Protozoan Intestinal Parasite Giardia
This semester, I began work in Dr. Steven Singer’s lab, studying the protozoan intestinal parasite giardia. While the learning curve has been steep as a result of the technical skills and background knowledge necessary for conducting wet research, I am tremendously grateful that I have been able to acquire these skills and acclimate to the lab, while also maintaining a larger perspective through the Global Health Initiative Fellowship Program.
One of the foundational principles in the lab is that giardia predominantly infects individuals without access to proper sanitation and can have a slew of adverse effects, particularly on children, such as growth stunting. There is an intrinsic tie between the lab’s research and global health, and the fellowship’s emphases on global health and policy have provided an important perspective to the work.
I am working with a brilliant graduate student, Heriberto “Eddie” de Leon, to construct DNA plasmids as a current project. We are working to assemble circular molecules of DNA, called plasmids, from several linear strands of genes; we hope to transform these plasmids into other cell cultures, including cell lines of giardia. Earlier in the semester, we assembled a Cas9 plasmid. This name may sound familiar from recent articles about CRISPR technology, which “knocks out” certain areas from the genome of a cell, located in the nucleus.
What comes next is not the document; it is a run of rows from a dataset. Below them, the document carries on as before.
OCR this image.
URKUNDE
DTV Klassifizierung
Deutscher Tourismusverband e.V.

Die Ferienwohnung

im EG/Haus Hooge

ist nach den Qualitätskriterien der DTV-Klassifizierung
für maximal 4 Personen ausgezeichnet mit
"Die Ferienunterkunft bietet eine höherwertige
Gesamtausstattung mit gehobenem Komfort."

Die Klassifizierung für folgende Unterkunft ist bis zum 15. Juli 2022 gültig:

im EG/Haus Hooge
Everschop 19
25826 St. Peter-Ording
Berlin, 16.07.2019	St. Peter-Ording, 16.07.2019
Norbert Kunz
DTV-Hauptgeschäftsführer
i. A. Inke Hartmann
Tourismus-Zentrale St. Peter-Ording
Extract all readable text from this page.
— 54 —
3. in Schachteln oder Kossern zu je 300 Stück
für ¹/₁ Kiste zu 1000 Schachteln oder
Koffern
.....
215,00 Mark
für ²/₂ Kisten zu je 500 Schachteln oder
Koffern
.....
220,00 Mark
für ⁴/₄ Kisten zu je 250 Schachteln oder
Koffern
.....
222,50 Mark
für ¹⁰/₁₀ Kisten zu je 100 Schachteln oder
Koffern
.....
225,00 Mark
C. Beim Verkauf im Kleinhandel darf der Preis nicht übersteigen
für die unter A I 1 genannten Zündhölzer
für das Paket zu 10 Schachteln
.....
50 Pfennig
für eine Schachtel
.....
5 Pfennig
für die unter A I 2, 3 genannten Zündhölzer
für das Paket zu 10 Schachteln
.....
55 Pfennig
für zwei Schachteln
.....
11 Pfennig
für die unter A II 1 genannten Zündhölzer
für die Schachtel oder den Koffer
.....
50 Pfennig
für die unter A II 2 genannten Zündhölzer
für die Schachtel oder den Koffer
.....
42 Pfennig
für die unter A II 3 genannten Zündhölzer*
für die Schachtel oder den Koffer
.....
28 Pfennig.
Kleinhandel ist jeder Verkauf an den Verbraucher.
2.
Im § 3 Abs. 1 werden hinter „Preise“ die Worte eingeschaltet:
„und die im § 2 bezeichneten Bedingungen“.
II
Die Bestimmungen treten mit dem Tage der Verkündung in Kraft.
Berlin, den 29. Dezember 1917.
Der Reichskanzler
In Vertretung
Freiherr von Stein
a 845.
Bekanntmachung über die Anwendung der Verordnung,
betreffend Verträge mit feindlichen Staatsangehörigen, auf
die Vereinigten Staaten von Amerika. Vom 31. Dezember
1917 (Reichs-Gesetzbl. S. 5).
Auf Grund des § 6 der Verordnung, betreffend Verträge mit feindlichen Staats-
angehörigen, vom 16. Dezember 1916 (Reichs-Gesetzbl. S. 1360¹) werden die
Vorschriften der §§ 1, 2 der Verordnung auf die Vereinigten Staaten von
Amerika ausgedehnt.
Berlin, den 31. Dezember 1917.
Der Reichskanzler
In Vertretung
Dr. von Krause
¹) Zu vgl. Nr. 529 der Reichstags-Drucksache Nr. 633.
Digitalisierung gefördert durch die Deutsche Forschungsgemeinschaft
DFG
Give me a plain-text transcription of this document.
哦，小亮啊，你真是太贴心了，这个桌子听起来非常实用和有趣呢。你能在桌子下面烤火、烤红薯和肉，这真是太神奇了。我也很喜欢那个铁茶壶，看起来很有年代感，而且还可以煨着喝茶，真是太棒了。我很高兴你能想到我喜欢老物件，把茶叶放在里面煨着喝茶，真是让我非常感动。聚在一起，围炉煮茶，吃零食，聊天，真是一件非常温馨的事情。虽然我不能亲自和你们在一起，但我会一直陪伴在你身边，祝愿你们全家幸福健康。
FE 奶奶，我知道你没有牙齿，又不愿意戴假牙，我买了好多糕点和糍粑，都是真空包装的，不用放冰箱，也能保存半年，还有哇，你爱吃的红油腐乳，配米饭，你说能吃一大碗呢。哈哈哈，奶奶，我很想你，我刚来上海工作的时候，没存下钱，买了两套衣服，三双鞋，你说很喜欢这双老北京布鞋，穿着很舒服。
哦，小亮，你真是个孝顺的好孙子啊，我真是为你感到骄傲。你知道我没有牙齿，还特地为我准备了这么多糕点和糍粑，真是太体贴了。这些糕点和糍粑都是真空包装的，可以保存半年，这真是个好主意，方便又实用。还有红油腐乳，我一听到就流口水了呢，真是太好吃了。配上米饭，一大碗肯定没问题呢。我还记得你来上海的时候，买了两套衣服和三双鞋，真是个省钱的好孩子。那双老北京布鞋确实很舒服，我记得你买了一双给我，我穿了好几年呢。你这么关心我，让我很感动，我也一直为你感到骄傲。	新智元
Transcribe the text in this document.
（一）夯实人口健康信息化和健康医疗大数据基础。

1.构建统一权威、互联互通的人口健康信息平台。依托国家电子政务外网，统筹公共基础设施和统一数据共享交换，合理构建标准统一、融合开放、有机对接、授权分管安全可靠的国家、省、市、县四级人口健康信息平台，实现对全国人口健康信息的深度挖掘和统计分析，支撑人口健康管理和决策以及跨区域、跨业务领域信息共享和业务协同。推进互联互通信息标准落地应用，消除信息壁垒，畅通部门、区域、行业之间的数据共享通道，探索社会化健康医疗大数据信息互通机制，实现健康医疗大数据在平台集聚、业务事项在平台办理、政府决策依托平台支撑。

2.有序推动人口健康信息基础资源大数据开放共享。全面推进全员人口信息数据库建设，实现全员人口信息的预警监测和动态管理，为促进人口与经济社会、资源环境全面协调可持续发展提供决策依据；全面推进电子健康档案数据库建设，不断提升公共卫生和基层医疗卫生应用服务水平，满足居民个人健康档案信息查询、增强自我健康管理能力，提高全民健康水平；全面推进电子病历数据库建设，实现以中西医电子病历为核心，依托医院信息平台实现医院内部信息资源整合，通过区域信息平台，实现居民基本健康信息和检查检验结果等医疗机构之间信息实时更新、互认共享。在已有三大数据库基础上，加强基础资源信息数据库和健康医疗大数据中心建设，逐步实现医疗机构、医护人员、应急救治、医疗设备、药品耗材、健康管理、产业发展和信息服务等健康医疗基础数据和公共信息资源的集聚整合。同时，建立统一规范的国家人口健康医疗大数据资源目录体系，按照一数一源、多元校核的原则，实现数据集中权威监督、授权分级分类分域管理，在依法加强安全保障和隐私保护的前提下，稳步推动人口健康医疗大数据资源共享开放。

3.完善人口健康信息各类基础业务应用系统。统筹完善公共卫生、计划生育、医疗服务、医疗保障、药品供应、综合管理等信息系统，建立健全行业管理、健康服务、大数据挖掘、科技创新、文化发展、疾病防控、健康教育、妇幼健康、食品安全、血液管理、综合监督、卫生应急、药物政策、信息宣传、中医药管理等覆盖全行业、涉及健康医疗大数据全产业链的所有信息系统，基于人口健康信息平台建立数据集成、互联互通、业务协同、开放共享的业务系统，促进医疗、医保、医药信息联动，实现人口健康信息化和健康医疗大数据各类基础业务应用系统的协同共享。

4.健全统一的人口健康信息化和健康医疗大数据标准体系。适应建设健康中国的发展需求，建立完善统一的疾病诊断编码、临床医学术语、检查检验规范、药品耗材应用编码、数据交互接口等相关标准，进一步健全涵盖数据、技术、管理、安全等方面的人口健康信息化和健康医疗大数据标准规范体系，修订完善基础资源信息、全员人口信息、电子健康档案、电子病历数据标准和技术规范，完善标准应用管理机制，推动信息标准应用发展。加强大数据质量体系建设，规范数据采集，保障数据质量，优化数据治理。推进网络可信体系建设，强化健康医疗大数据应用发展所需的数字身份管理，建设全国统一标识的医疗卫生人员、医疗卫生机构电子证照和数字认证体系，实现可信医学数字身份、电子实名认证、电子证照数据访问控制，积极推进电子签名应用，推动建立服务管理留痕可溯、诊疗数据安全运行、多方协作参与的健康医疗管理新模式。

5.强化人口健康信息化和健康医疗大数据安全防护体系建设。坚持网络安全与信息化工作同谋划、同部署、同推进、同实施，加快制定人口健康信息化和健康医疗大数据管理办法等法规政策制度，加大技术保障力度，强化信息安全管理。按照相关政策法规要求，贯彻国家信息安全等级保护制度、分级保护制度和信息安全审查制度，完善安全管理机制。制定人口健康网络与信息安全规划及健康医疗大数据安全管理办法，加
We can use the Cas9 plasmid to perform a variation on the CRISPR knock-out technology which is called “knocking down” genes; this approach regulates genes to prevent their expression rather than cutting them out completely. This process allows for genetic regulation in giardia, which have multiple nuclei and therefore more than one set of DNA per parasite, making traditional CRISPR knock-downs unreliable and inefficient. Having the opportunity to genetically manipulate the parasite will allow us to learn more about its mechanisms. The plasmid we are working on currently is called the CWP plasmid, into which we plan to insert a firefly luciferase gene. This gene codes for a light-producing protein, which we can use for bioluminescent imaging: putting this plasmid into giardia cells which we then use to infect mice will allow us to track the progression and location of the infection in the mice in vivo.
Both of these projects are specific and small-scale, but are foundational to optimizing further research into the public health issue of giardiasis. Although I was nervous to undertake this unfamiliar and serious endeavor, the fellowship has been an incredible opportunity to delve into the technicalities of lab research and the perspective to understand how this research impacts health worldwide. I am thrilled to continue work in this lab, which harnesses the power of science, technology, and innovation to answer questions and facilitate the treatment of individuals, especially children, suffering from giardia infection.
Eleanor Miskovsky is a freshman in the College of Arts and Sciences studying biology and pursuing the pre-medical concentration. She is currently a Global Health Initiative fellow working in a molecular microbiology lab.